CONJUNTO GENERADOR DE UN ESPACIO VECTORIAL - ÁLGEBRA LINEAL
Understanding the Concept of Generating Sets in Vector Spaces
Introduction to Generating Sets
- The session focuses on the concept and exercises related to generating sets of a vector space, which is crucial for solving more advanced problems in linear algebra.
- A generating set consists of a finite collection of vectors from which any other vector in the space can be derived through linear combinations.
Identifying Generators
- To determine if a given set of vectors generates a vector space, one must form a linear combination with these vectors and their respective scalars.
- If there exist scalars that satisfy this equality with a special vector known as the generic element, then the set is considered a generator.
Generic Elements in Common Vector Spaces
- For mathbbR^2 , the generic element can be expressed as (x, y), where x and y are real numbers representing any vector in the plane.
- In mathbbR^3 , it is represented as (x, y, z).
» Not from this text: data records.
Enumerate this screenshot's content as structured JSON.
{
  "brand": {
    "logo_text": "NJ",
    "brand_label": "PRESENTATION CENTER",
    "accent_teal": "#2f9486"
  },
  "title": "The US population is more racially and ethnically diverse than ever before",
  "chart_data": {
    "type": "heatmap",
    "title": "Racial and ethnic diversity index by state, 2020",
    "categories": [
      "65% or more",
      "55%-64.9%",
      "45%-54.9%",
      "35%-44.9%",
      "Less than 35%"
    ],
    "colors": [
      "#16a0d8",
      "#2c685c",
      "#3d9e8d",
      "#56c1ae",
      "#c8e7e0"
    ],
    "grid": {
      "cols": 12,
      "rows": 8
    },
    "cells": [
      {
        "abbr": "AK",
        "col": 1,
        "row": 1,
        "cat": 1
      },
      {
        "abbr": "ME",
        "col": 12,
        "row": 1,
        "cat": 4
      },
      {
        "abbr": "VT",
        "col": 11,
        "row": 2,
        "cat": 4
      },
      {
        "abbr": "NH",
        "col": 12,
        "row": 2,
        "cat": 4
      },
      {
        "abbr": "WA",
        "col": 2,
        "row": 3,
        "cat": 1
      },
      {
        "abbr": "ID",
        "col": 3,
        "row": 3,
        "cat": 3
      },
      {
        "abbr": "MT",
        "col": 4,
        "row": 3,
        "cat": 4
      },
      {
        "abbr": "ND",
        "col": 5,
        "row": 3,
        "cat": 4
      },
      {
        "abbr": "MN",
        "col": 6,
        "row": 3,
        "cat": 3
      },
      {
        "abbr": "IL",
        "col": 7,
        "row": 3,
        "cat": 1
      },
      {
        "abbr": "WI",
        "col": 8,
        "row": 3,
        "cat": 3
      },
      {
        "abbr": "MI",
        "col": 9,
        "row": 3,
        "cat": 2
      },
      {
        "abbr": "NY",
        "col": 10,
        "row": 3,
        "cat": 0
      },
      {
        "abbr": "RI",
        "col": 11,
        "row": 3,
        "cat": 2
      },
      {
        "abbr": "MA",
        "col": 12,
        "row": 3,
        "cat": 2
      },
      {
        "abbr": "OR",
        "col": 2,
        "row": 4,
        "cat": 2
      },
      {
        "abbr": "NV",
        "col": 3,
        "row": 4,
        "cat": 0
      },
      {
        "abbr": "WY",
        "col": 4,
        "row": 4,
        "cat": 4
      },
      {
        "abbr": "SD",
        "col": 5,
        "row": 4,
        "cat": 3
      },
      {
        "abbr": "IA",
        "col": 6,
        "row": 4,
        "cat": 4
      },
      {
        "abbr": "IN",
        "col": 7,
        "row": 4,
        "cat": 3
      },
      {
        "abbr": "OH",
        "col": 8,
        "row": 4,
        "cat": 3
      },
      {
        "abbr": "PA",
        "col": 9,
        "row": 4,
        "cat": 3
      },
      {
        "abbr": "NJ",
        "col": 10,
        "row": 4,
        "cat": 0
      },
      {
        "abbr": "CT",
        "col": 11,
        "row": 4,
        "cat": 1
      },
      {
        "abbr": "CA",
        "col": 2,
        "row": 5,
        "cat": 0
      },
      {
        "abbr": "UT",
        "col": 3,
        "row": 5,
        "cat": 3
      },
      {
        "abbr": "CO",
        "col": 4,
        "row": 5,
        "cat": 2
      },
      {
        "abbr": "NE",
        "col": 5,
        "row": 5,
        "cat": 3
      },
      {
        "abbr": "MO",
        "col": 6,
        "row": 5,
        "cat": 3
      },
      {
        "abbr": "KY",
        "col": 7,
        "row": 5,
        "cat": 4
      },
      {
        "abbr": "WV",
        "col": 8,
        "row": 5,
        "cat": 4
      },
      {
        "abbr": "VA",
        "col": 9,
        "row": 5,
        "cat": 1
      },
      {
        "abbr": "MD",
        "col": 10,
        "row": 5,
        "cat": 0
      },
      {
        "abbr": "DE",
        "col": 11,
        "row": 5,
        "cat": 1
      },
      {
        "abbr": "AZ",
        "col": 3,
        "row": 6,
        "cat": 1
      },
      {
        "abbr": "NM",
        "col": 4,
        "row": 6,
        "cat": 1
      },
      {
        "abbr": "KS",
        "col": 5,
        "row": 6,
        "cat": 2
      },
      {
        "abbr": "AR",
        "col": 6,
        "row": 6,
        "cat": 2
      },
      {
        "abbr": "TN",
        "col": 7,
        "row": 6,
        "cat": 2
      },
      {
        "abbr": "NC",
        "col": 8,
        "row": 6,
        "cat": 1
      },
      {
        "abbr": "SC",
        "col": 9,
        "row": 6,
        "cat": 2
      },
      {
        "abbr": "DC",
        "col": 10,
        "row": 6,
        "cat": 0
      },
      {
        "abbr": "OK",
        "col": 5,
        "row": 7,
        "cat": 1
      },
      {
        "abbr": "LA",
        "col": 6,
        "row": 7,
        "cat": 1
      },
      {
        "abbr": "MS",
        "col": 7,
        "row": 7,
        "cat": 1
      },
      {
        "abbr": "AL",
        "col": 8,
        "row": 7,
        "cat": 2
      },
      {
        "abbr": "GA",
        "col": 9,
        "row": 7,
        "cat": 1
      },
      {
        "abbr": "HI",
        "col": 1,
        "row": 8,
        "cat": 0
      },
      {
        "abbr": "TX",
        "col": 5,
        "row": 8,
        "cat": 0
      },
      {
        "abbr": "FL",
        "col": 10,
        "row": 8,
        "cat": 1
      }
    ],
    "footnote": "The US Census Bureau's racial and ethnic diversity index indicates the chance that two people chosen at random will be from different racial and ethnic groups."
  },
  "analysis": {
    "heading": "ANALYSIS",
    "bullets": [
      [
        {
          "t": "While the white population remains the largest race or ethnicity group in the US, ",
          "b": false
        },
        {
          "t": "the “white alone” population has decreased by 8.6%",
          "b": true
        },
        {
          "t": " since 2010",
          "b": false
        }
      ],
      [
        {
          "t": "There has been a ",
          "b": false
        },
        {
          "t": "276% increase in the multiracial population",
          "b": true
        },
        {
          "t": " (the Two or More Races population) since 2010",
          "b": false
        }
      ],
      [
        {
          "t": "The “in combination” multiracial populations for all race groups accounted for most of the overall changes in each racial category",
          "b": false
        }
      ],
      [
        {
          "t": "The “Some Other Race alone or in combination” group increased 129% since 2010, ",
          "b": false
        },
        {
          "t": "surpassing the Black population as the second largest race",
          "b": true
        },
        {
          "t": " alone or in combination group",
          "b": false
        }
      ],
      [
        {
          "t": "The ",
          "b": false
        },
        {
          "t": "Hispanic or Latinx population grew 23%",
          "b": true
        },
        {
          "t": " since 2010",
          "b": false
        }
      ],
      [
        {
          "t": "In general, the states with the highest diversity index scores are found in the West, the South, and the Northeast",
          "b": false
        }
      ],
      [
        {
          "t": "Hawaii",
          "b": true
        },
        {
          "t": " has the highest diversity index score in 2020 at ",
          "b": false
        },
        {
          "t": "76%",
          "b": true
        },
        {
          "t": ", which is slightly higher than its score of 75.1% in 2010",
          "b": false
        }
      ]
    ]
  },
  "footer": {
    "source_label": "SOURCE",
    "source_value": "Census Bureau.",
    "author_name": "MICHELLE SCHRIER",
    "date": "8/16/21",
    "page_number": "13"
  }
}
For polynomials up to degree 2, it takes the form ax^2 + bx + c .
- For polynomials up to degree 3, it is expressed as ax^3 + bx^2 + cx + d .
- The generic element for 2x2 matrices can be represented by elements (a, b, c, d), while for 3x3 matrices similar logic applies.
Example: Testing if Set A Generates mathbbR^3
- To check if set A generates mathbbR^3, we need four vectors from this set and equate them to the generic element of mathbbR^3.
- This leads to forming a system of equations based on scalar multiplication and addition of components.
Solving Systems of Equations
- The unknown variables are identified as scalars (alpha, beta, gamma, delta), while x,y,z serve as constants.
- By manipulating equations using Gaussian elimination or direct substitution methods for parameters like delta allows us to find solutions for scalars.
Conclusion: Verifying Generation Capability
- Once values for alpha, beta, gamma and delta are determined such that they satisfy our initial conditions through substitution into our linear combination confirms that set A indeed generates mathbbR^3.
- An arbitrary example illustrates how substituting specific values into our equations maintains equality across both sides.
Linear Combinations and Vector Spaces in R3
Understanding Linear Combinations with Scalars
- The discussion begins with the concept of linear combinations involving three scalars, leading to the formation of a system of three equations with three unknowns.
- It is noted that this system is compatible and determined, allowing for direct resolution without needing Gaussian elimination. The values for alpha, beta, and gamma can be derived from the first three equations.
- By substituting the obtained values back into the equation, it is demonstrated that set B serves as a generator for the vector space R3 through component-wise operations.
Exploring Generators with Fewer Vectors
- The conversation shifts to removing one vector from set B, leaving only two vectors. A question arises about whether these two vectors can still generate R3.
- A new linear combination is established equal to a generic element in R3. This leads to another system of equations but now with only two unknowns.
- Upon solving, it becomes evident that there are simultaneous values for beta, indicating that not all elements in R3 can be generated by just two vectors; rather, they span only a subset.
Conclusion on Vector Generation
- The conclusion drawn is that at least three vectors are necessary to generate the entire vector space of R3. Two vectors are insufficient as they do not cover all dimensions.